This is not unlike the problem that Boeing has with the 737. They've been building on the same platform for decades, riding the FAA policy where you bypass lots of shit if the plane is roughly the same as before.
Eventually, this sort of thing catches up with every design. In Boeing's case, a lot of people died. In Intel's case? Intel will make more money because, to be secure, we need to upgrade all our CPUs
Here's the thing with Intel.
The current microarchitecture in your Intel processor is a layer cake. They've been adding new layers for decades, trying to work around previous layers, trying to squeeze in more speed. They've had to get more and more clever to beat moore's law and basic thermodynamics. And more and more clever to patch around the cleverness from decades past that's impeding them now.
It's a fucking mess and there is no fixing it. At some point, it will have to be rebuilt.

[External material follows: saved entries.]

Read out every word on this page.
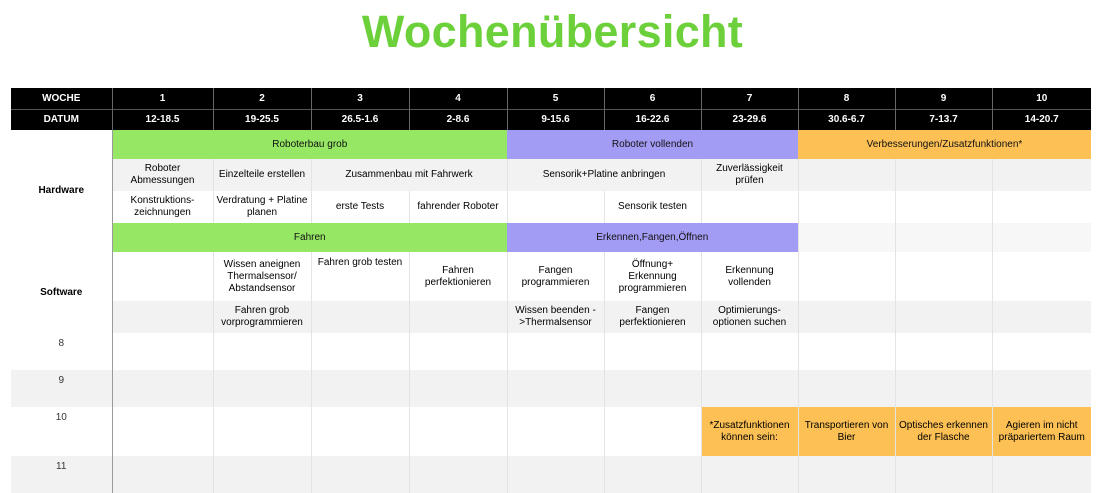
Wochenübersicht
WOCHE	1	2	3	4	5	6	7	8	9	10
DATUM	12-18.5	19-25.5	26.5-1.6	2-8.6	9-15.6	16-22.6	23-29.6	30.6-6.7	7-13.7	14-20.7
	Roboterbau grob				Roboter vollenden			Verbesserungen/Zusatzfunktionen*		
Hardware	Roboter Abmessungen	Einzelteile erstellen	Zusammenbau mit Fahrwerk		Sensorik+Platine anbringen		Zuverlässigkeit prüfen			
	Konstruktions-zeichnungen	Verdratung + Platine planen	erste Tests	fahrender Roboter		Sensorik testen				
	Fahren				Erkennen,Fangen,Öffnen					
Software		Wissen aneignen Thermalsensor/ Abstandsensor	Fahren grob testen	Fahren perfektionieren	Fangen programmieren	Öffnung+ Erkennung programmieren	Erkennung vollenden			
		Fahren grob vorprogrammieren			Wissen beenden ->Thermalsensor	Fangen perfektionieren	Optimierungs-optionen suchen			
8										
9										
10							*Zusatzfunktionen können sein:	Transportieren von Bier	Optisches erkennen der Flasche	Agieren im nicht präpariertem Raum
11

Ars has a good description of Architecture vs Microarchitecture in the "Recap" section of this article. https://arstechnica.com/gadgets/2019/05/new-speculative-execution-bug-leaks-data-from-intel-chips-internal-buffers/
Since it wasn't originally clear to me, I'll pass this on. The word "microarchitectural" is code for "the implementation of an architecture/design". When someone says that the fault is in the microarchitecture, it means that the design was fine. They just implemented it badly.
This is important when reading documents about Intel's speculative execution issues.